Background
Natural systems are inherently non-linear and consequently challenging
to forecast . This has led to the application of dynamic system theory
which aims to provide model-free and generic tools to identify
approaching non-linearity . The majority of this work has attempted to
detect critical slowing down (CSD), a phenomenon displayed by systems as
they approach a bifurcation or ‘tipping point’ . In brief, CSD manifests
when, as the distance to the tipping point decreases, the ability of the
system to recover from perturbations and return to its average trend
also decreases . This stems from the dominant eigenvalue of the system
trending towards zero and results in successive snapshots in time being
more similar than if the system was far from a tipping point; in
practical terms, successive abundance/biomass measurements in time or
space begin to correlate more strongly.
Detecting CSD can be as simple as tracking the temporal change in
summary statistics.

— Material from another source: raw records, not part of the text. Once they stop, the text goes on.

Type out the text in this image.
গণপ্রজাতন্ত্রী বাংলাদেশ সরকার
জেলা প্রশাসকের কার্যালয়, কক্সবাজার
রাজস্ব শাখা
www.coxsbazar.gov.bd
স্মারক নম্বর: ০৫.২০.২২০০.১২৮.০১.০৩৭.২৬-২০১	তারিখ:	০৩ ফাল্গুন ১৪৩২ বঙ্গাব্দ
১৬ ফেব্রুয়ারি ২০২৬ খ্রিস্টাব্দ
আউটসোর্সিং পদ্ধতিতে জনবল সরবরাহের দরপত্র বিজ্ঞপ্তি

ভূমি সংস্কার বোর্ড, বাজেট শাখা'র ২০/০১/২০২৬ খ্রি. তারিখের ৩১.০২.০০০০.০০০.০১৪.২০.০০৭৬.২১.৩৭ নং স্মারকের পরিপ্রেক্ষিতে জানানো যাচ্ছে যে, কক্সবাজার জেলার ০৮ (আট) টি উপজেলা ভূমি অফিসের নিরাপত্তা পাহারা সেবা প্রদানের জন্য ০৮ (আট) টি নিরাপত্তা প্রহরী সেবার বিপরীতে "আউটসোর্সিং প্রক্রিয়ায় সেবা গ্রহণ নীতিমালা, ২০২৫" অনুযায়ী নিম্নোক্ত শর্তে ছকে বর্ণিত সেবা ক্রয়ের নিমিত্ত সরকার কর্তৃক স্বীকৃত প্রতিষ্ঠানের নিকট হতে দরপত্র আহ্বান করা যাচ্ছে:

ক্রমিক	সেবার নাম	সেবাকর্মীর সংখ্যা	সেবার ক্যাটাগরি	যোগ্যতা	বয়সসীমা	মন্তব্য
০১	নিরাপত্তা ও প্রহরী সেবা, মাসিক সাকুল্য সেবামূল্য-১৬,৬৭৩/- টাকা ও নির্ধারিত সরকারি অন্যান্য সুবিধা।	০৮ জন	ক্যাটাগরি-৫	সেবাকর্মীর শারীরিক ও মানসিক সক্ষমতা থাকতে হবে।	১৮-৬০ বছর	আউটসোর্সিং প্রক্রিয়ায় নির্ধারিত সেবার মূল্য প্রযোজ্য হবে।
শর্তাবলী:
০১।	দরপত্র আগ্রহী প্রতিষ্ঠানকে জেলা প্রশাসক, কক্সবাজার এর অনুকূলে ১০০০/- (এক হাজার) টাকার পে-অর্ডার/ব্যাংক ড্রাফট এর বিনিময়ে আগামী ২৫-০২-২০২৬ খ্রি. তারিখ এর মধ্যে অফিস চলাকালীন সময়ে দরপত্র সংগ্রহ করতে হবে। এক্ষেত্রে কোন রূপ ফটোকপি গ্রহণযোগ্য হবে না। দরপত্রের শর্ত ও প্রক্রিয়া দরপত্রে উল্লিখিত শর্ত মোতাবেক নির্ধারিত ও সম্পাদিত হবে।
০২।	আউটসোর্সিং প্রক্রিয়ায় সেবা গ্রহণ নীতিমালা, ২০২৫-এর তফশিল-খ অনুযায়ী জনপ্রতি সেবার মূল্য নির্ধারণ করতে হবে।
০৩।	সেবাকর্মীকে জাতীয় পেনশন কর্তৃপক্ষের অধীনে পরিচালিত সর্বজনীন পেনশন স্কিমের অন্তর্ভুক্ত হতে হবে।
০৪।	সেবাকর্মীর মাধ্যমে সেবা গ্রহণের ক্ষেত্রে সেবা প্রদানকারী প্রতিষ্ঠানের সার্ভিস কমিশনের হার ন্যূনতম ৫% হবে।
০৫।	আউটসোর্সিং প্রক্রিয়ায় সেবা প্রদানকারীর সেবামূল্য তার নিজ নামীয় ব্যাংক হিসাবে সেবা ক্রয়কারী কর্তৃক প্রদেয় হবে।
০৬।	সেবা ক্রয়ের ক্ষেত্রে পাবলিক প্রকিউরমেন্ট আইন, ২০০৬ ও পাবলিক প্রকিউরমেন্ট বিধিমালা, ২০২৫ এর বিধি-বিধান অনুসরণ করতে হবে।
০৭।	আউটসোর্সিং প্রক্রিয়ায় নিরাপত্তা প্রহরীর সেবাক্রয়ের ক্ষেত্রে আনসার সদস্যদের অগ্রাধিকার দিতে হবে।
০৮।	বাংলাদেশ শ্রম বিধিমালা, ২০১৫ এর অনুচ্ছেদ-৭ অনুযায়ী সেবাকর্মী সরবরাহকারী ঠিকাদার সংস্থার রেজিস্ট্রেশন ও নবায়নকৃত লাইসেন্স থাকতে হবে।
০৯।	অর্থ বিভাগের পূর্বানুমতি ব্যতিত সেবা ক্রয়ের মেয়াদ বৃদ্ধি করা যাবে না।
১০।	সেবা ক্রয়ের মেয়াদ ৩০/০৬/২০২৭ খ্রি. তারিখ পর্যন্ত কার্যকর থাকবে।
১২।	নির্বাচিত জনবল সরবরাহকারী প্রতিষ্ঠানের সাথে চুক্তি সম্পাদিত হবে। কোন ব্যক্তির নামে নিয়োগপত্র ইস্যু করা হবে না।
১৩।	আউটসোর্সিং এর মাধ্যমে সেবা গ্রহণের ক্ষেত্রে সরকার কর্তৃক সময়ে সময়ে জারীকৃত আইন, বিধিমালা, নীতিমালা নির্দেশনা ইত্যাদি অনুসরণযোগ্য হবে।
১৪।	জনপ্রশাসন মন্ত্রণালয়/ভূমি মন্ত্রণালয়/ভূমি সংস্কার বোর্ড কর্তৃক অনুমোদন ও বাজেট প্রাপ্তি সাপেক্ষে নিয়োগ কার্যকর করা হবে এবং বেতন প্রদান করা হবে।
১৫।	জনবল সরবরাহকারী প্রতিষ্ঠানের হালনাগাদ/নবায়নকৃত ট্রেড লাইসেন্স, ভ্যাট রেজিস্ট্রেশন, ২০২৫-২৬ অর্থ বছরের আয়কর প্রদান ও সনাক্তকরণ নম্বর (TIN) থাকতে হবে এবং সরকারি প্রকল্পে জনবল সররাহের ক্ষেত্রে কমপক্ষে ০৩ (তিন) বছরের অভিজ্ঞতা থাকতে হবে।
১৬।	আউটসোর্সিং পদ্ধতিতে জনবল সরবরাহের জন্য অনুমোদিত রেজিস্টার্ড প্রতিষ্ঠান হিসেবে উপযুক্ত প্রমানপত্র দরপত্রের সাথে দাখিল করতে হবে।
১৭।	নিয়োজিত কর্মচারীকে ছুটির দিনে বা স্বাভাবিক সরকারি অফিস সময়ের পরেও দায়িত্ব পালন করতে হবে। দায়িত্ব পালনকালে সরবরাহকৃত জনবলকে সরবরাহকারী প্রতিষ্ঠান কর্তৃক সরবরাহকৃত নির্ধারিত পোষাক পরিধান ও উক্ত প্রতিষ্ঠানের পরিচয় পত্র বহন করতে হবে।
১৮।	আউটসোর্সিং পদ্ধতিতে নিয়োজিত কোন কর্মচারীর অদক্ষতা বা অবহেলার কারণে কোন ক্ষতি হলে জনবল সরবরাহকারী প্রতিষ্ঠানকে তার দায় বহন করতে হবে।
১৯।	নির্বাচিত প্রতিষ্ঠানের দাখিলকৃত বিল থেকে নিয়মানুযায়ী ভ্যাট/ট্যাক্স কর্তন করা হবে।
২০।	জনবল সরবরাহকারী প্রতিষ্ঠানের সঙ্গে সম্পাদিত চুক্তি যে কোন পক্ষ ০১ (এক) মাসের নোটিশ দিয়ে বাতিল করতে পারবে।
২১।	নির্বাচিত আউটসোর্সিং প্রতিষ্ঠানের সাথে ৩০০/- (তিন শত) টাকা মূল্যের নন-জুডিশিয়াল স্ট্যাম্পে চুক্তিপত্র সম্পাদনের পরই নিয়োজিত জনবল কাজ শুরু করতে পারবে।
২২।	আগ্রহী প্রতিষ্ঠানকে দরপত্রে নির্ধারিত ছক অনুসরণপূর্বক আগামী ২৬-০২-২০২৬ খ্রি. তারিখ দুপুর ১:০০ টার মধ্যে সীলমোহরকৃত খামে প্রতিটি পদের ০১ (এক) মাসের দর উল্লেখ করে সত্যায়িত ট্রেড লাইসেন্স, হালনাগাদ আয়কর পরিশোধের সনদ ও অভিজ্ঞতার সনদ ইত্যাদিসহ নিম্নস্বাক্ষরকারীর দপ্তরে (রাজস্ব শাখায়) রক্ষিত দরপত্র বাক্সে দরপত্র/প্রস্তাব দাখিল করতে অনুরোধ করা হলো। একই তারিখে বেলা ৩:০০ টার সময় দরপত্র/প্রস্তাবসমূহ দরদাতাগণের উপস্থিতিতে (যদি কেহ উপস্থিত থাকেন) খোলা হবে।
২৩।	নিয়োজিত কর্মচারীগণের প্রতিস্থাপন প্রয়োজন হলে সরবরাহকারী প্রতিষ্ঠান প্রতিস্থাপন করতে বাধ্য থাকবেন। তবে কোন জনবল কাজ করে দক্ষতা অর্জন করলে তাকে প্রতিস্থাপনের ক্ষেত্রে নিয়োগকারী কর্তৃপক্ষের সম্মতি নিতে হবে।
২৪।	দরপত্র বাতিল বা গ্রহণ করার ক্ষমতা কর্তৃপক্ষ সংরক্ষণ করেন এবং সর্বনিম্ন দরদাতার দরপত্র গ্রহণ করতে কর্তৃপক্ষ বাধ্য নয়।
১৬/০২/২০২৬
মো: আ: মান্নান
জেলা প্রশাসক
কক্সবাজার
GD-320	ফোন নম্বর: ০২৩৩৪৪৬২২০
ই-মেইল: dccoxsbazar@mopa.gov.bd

For example, increasing autocorrelation at lag-1 ,
increasing variance , increasing skewness and kurtosis are all
representative of CSD. In univariate data, each of these have been
successful in identifying oncoming tipping points in simulated
experiments as well as empirical lake regime shifts , boreal forest loss
, disease (re)emergence , and psychopathology (McSharry et al. 2003,
Schreuder et al. 2020). The popularity and scope of EWSs is consequently
expanding to new applications and multivariate data sources to maximise
the utility of the approach with the increasingly large amounts of
ecological monitoring data now available . There is therefore a general
desire to exploit EWSs in both traditional research and policy decision
making as evidenced by the rapid increase in the publication and
citation of EWS literature per year (Figure 1).